Comment by Charlie Steiner on What are examples of technologies which would be a big deal if they scaled but never ended up scaling? · 2021-08-27T12:47:37.413Z · EA · GW

Scalability, or cost?

When I think of failure to scale, I don't just think of something with high cost (e.g. transmutation of lead to gold), but something that resists economies of scale.

Level 1 resistance is cost-disease-prone activities that haven't increased efficiency in step with most of our economy, education being a great example. Individual tutors would greatly increase results for students, but we can't do it. We can't do it because it's too expensive. And it's too expensive because there's no economy of scale for tutors - they're not like solar panels, where increasing production volume lets you make them more cheaply.

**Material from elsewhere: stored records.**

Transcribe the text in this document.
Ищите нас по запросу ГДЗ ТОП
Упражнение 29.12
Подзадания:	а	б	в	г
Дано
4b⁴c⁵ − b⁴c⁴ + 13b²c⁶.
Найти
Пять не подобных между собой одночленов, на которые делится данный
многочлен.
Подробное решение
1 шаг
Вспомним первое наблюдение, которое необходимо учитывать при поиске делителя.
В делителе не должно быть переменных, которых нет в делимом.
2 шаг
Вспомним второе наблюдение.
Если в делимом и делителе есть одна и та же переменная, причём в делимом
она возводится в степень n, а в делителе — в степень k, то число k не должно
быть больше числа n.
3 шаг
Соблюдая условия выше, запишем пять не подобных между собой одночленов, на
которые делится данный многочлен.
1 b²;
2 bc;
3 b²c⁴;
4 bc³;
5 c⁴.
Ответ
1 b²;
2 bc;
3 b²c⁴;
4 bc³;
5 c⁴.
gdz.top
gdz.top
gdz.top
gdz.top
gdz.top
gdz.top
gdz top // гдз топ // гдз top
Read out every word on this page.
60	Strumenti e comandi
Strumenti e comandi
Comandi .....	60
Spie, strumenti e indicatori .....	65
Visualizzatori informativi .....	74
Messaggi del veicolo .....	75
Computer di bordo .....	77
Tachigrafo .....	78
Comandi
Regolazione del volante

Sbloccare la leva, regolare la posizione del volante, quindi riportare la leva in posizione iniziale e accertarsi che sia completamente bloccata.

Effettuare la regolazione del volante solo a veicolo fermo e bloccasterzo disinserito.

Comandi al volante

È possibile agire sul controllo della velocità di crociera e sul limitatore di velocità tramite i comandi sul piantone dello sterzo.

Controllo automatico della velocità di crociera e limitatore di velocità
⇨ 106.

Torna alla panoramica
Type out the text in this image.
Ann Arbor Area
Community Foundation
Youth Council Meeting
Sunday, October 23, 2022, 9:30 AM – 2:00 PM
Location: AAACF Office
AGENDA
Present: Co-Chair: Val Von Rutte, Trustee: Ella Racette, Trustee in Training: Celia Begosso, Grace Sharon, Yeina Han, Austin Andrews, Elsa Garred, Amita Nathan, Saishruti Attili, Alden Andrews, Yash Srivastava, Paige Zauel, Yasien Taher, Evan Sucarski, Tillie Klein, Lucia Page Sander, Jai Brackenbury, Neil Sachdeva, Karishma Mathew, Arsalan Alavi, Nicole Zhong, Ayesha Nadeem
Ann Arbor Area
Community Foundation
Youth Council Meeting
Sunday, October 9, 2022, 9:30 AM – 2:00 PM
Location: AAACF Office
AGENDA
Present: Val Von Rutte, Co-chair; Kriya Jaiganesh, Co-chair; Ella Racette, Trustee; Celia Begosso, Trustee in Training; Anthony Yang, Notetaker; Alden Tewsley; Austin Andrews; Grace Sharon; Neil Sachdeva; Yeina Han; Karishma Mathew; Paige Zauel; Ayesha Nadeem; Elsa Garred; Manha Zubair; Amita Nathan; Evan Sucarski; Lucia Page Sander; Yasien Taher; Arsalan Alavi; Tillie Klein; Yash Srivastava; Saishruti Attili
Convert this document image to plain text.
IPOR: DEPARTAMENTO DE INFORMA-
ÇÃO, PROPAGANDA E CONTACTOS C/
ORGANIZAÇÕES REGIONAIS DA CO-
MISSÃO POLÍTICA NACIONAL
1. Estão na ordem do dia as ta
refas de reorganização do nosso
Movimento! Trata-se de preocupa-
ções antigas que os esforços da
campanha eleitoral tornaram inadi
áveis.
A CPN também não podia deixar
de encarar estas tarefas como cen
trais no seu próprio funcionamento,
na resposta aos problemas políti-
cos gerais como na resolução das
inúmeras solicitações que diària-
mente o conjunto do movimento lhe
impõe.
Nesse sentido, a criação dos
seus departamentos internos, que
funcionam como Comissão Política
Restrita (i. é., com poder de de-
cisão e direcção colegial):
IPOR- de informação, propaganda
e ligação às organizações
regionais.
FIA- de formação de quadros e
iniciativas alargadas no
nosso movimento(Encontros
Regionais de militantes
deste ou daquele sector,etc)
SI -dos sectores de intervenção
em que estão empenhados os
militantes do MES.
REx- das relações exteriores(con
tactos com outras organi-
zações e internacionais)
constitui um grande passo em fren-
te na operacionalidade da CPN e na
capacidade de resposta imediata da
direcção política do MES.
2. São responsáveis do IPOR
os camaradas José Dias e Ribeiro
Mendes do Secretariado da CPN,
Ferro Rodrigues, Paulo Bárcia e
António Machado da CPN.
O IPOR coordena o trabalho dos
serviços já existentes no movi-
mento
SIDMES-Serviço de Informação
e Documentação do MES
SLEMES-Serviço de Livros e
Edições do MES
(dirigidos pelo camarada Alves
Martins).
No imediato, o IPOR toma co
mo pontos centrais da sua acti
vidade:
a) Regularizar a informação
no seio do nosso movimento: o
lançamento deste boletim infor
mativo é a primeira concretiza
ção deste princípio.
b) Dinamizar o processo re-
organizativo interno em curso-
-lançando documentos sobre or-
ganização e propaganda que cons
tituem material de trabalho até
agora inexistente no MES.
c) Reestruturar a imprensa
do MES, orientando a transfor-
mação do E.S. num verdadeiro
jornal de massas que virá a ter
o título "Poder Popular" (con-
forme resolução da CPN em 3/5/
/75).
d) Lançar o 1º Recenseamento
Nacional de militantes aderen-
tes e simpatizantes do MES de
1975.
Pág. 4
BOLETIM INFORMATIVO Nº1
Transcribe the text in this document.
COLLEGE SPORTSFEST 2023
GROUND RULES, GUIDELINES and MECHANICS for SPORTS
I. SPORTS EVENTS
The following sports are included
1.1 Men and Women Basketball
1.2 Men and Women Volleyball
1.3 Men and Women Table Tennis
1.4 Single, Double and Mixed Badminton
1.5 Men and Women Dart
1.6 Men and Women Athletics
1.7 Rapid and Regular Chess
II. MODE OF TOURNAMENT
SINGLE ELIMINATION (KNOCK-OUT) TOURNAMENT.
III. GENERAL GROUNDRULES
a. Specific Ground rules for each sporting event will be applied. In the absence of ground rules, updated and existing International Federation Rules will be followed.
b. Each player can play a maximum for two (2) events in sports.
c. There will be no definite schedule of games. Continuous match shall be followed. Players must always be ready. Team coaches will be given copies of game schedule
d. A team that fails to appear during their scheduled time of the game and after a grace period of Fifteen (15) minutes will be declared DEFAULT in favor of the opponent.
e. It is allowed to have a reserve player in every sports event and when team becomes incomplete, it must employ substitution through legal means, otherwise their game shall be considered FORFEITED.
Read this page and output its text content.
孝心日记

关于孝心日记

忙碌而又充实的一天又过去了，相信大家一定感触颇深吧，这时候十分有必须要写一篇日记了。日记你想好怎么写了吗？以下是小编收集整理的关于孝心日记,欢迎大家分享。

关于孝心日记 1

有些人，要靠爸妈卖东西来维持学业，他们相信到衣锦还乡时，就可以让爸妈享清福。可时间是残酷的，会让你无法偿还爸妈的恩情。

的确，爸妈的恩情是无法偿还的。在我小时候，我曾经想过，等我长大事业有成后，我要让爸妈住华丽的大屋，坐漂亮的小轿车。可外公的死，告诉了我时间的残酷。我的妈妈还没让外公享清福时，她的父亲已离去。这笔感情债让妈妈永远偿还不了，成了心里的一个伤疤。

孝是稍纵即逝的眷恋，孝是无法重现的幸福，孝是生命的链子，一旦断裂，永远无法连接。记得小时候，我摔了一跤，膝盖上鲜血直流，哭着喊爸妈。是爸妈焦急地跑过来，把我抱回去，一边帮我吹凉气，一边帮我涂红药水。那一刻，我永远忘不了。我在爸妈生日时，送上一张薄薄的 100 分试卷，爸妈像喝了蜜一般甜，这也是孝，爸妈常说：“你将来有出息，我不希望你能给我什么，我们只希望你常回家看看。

Level 2 resistance is adverse network effects - the thing actually becomes harder as you try to add more people. Direct democracy, perhaps? Or maintaining a large computer program? It's not totally clear what the world would have to be like for these things to be solvable, but it would be pretty wild; imagine if the difficulty of maintaining code scaled sublinearly with size!

Level 3 resistance is when something depends on a limited resource and if you haven't got it, you're out of luck. Stradivarius violins, perhaps. Or the element europium used in red-emitting phosphor for CRT tubes. Solutions to these, when possible, probably just look like better technology allowing a workaround.